When it is finally in operation, Blue Waters will give scientists and engineers the capability to process one quadrillion calculations per second at a sustained rate That will make it possible for them to do science on scales never seen before and to work on problems that couldn't be solved previously, and it may very well lead to more accurate predictions in severe weather events, enhance pharmaceutical design, assist in the design of new materials, and help answer astrophysics questions.

"The project showed us how important energy is, because if you can save on power consumption, you can spend the money on other things," Berent said.

The experience Andrew Thacker gained from working on the design project relates directly to the work he does now as a project engineer at Conoco Phillips. "Everything we designed into the system is used in a refinery, so what I learned will be very beneficial if I ever have to install a cooling tower or heat exchanger," he said.

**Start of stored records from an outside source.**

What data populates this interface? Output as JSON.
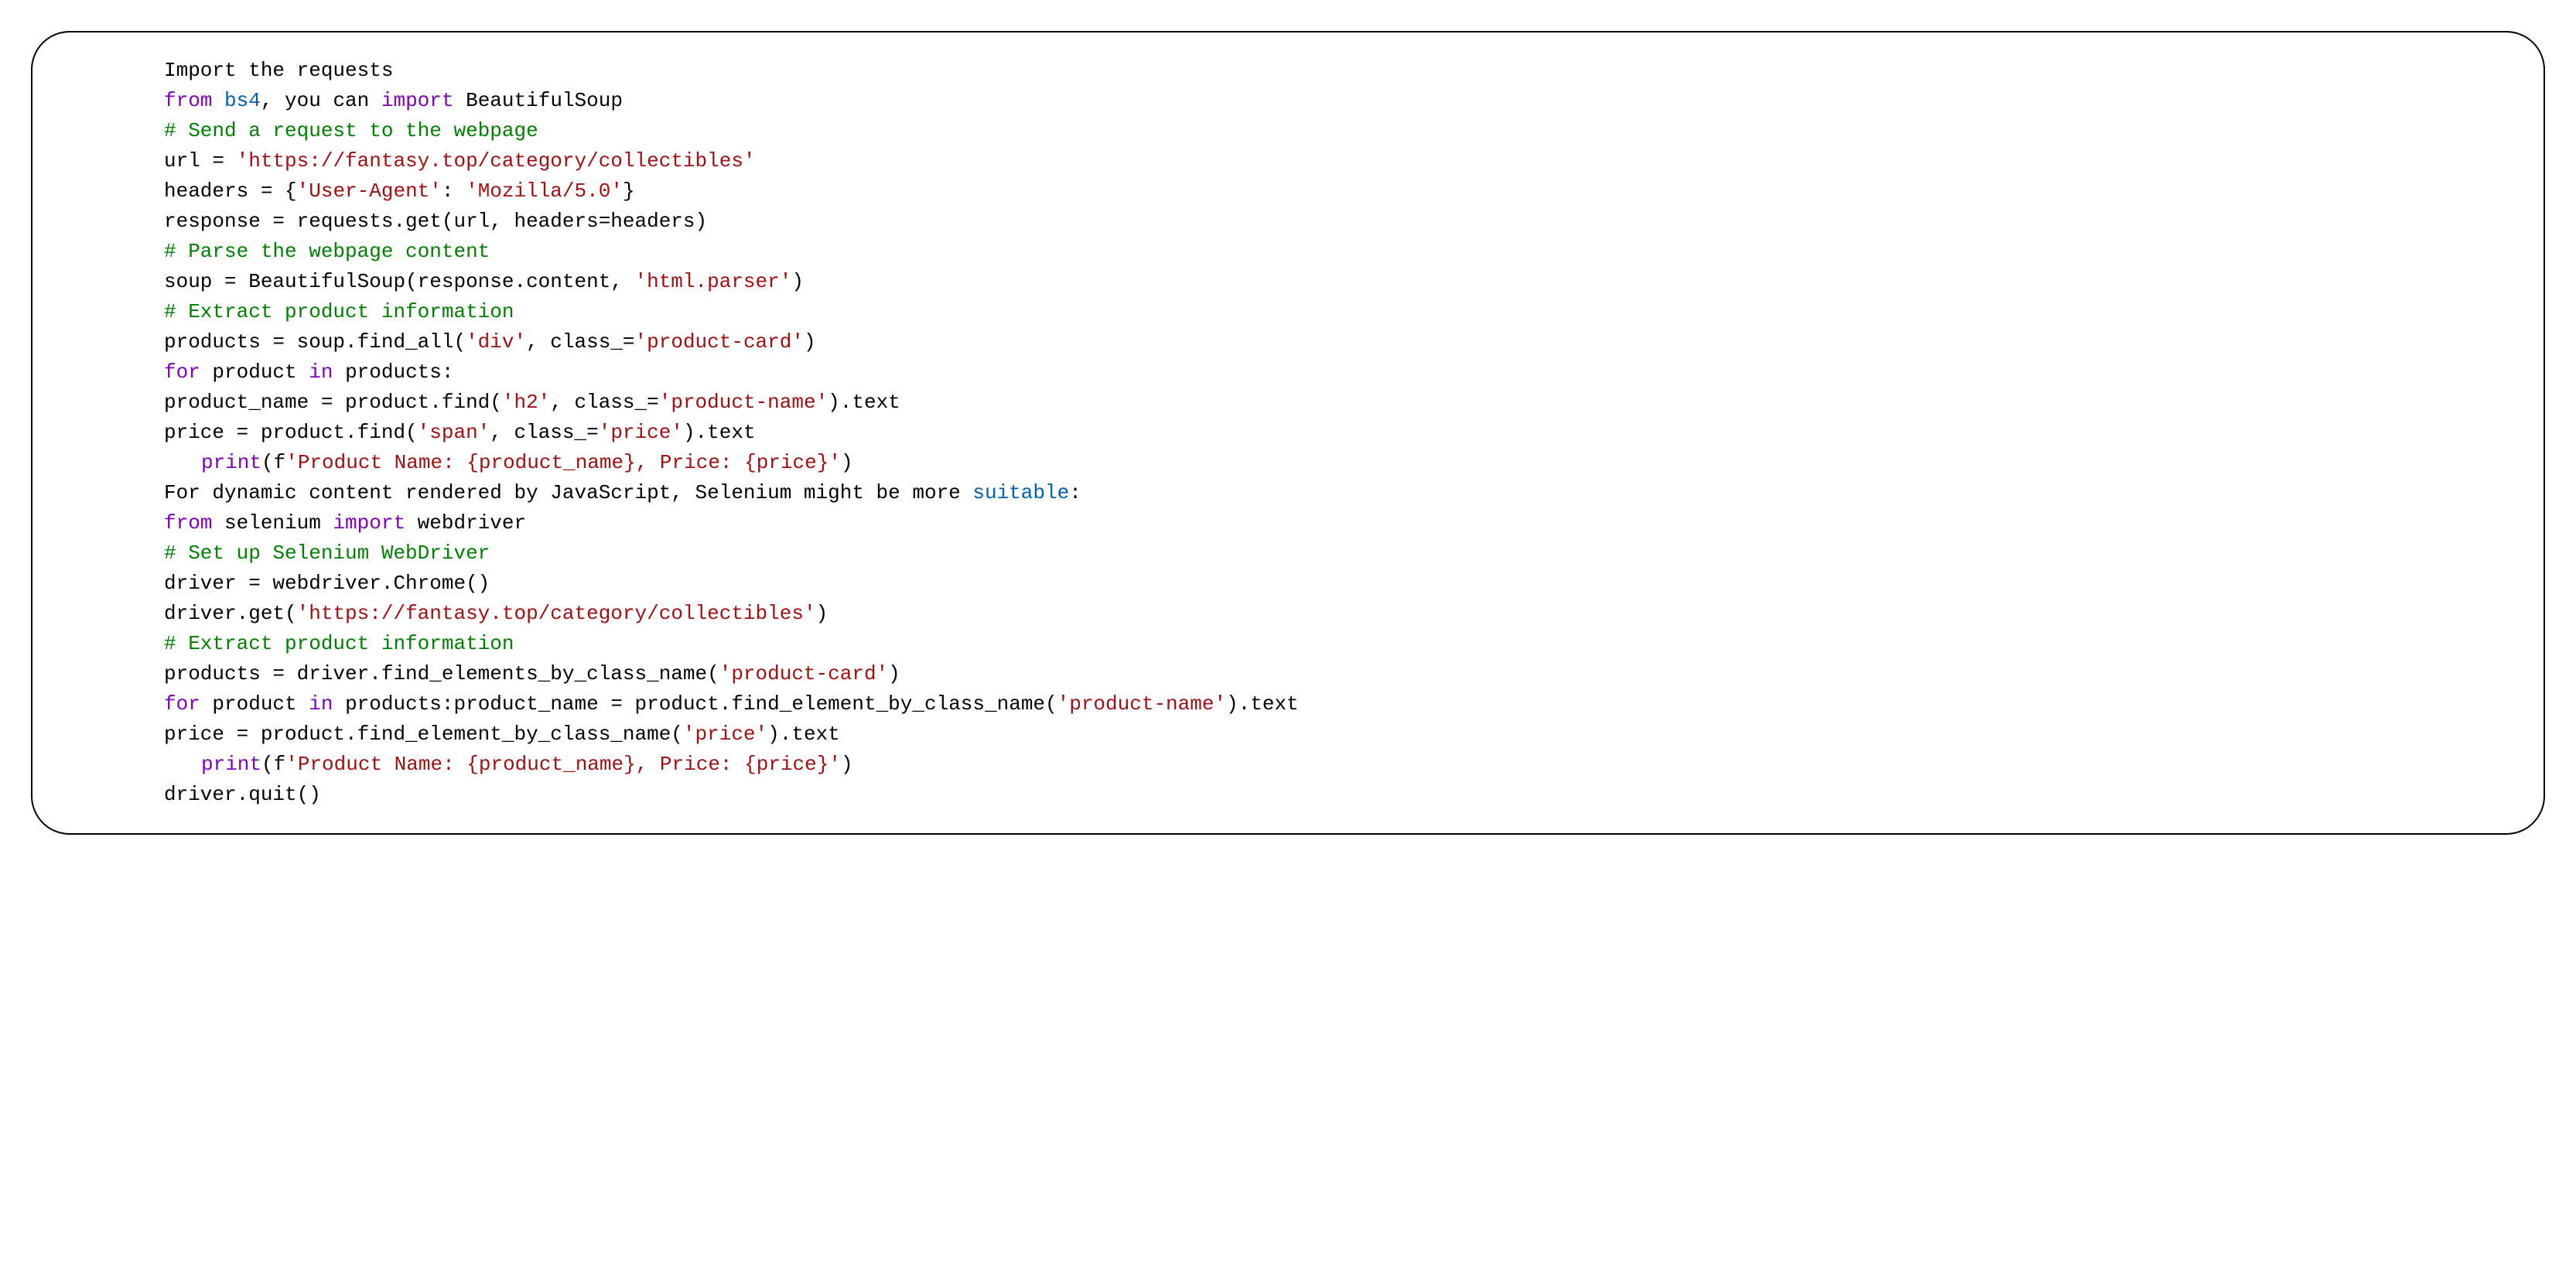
{
  "code": {
    "l01_a": "Import the requests",
    "l02_a": "from",
    "l02_b": " bs4",
    "l02_c": ", you can ",
    "l02_d": "import",
    "l02_e": " BeautifulSoup",
    "l03_a": "# Send a request to the webpage",
    "l04_a": "url = ",
    "l04_b": "'https://fantasy.top/category/collectibles'",
    "l05_a": "headers = {",
    "l05_b": "'User-Agent'",
    "l05_c": ": ",
    "l05_d": "'Mozilla/5.0'",
    "l05_e": "}",
    "l06_a": "response = requests.get(url, headers=headers)",
    "l07_a": "# Parse the webpage content",
    "l08_a": "soup = BeautifulSoup(response.content, ",
    "l08_b": "'html.parser'",
    "l08_c": ")",
    "l09_a": "# Extract product information",
    "l10_a": "products = soup.find_all(",
    "l10_b": "'div'",
    "l10_c": ", class_=",
    "l10_d": "'product-card'",
    "l10_e": ")",
    "l11_a": "for",
    "l11_b": " product ",
    "l11_c": "in",
    "l11_d": " products:",
    "l12_a": "product_name = product.find(",
    "l12_b": "'h2'",
    "l12_c": ", class_=",
    "l12_d": "'product-name'",
    "l12_e": ").text",
    "l13_a": "price = product.find(",
    "l13_b": "'span'",
    "l13_c": ", class_=",
    "l13_d": "'price'",
    "l13_e": ").text",
    "l14_a": "print",
    "l14_b": "(f",
    "l14_c": "'Product Name: {product_name}, Price: {price}'",
    "l14_d": ")",
    "l15_a": "For dynamic content rendered by JavaScript, Selenium might be more ",
    "l15_b": "suitable",
    "l15_c": ":",
    "l16_a": "from",
    "l16_b": " selenium ",
    "l16_c": "import",
    "l16_d": " webdriver",
    "l17_a": "# Set up Selenium WebDriver",
    "l18_a": "driver = webdriver.Chrome()",
    "l19_a": "driver.get(",
    "l19_b": "'https://fantasy.top/category/collectibles'",
    "l19_c": ")",
    "l20_a": "# Extract product information",
    "l21_a": "products = driver.find_elements_by_class_name(",
    "l21_b": "'product-card'",
    "l21_c": ")",
    "l22_a": "for",
    "l22_b": " product ",
    "l22_c": "in",
    "l22_d": " products:product_name = product.find_element_by_class_name(",
    "l22_e": "'product-name'",
    "l22_f": ").text",
    "l23_a": "price = product.find_element_by_class_name(",
    "l23_b": "'price'",
    "l23_c": ").text",
    "l24_a": "print",
    "l24_b": "(f",
    "l24_c": "'Product Name: {product_name}, Price: {price}'",
    "l24_d": ")",
    "l25_a": "driver.quit()"
  }
}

Jassim couldn't be more thrilled with the way the students took ownership of the project. "They not only optimized the design of the tower, but they also optimized the components," he said. "By doing so they demonstrated that mechanical engineers at Illinois are trained not just to produce a design, but to produce the best and most energy-efficient design-and that it's possible to tie real dollars to that skill."

The senior design team's success at validating the design for Blue Waters' cooling system has inspired a round of new energy-related projects on campus. "Next year, MechSE seniors will use their knowledge to reduce utility costs in the Mechanical Engineering Laboratory," Jassim said.